Getting professionals in to help is more acceptable now, he thinks. “It’s a little like the culture of DIY where everyone used to have a go, but now people prefer to pay someone to do it for them.”
Move out, move on
With an all-day eatery and jeweller, has one retirement community in America got the right idea?
House-swaps with people abroad are usually a route to a cheap holiday, but an exchange between two couples in the US and UK was undertaken with more than a change of scenery in mind.
In an experiment by Audley Retirement in the UK and retirement specialists SRG in the US, Tony and Carol Gregory swapped their two-bedroomed cottage on Audley’s St Elphin’s Park Village development in Derbyshire for SRG’s Maravilla complex in Santa Barbara. Meanwhile, Lou and Muriel Schloss, who rent a two bedroom, two bathroom apartment at Maravilla, travelled in the opposite direction.
St Elphin’s has 130 homes with facilities including a bistro and swimming pool, where people live independently but with care available. Maravilla has 350 residencies with a clubhouse, all-day restaurant, and services including cleaners, gardeners and even a jeweller.
Both couples were impressed by the facilities they saw at the different sites and the Gregorys were particularly struck by Maravilla’s “memory care” facility, for people with dementia.

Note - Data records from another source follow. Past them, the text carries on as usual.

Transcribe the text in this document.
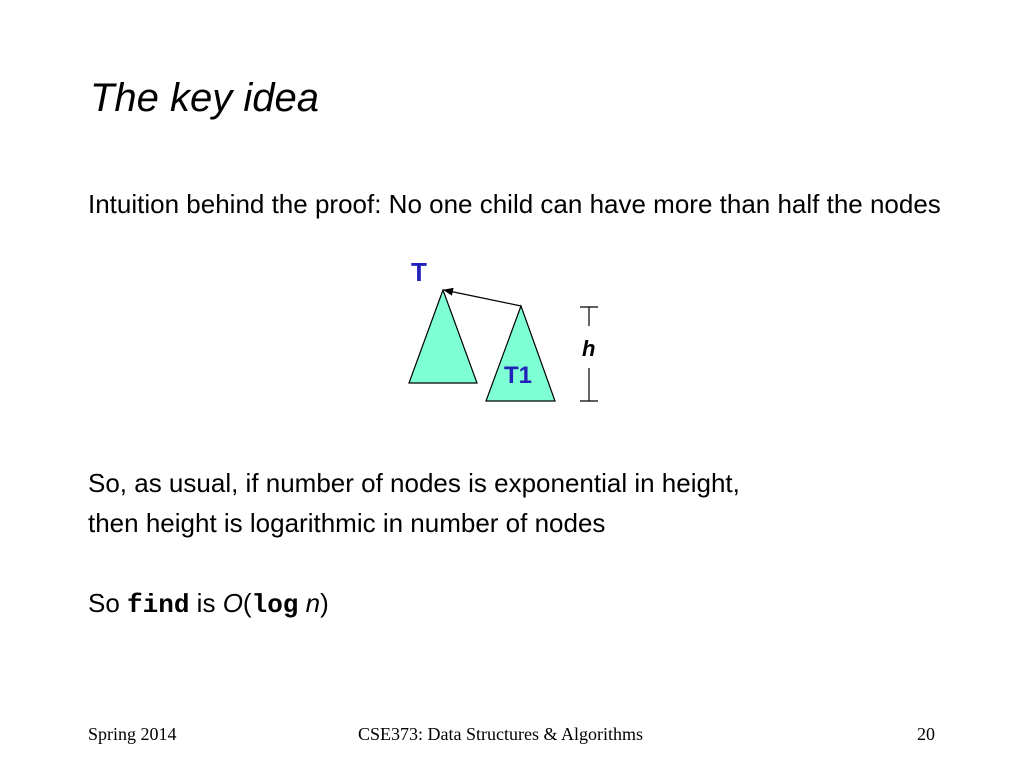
The key idea
Intuition behind the proof: No one child can have more than half the nodes
T
T1
h
So, as usual, if number of nodes is exponential in height,
then height is logarithmic in number of nodes
So find is O(log n)
Spring 2014	CSE373: Data Structures & Algorithms	20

They spotted some other practical ideas, Carol Gregory, 68, says: “The toilets were slightly higher which was a good idea for people when they are a bit older, and there are also little lights at the bottom of the skirting board in a couple of areas so you could see your way to the bathroom in the night.” One of the differences Lou Schloss, 86, and 84-year-old Muriel noted was the size of the kitchen.
“The ones in the UK are bigger but they are set up to cook and we’re not,” says Lou. “We’ve lived in our community two and a half years, and we’ve never had a meal in our apartment.” And like the Gregorys, they stressed how living in a retirement community has enabled them to retain their independence and still feel secure.
Lou says: “The retirement community lifestyle is much more relaxed and easy for us. Everything is taken care of and if something needs fixing it gets fixed by someone.”
Audley undertook the experiment to see what could be learned from the US and its well-established retirement home market. In fact, says chief executive and chairman of the Association of Retirement Village Operators Nick Sanderson, the level of facilities is much the same, though the scale is larger there. But in the US, the attitude towards moving house and retirement living is markedly different.
“The US are much more open to the idea of downsizing and changing one’s way of life later on,” he says. “They think it is much more logical than staying in a family home that’s now too big and could be full of potential health risks – worn carpets, things needing rewiring, stairs to negotiate. It’s a very British thing to stay put to maintain your independence and let the house fall down around you. Whereas if people take the decision early and move into the right accommodation for them, they can avoid a lot of the risks that they believe they are avoiding by staying in their own home.”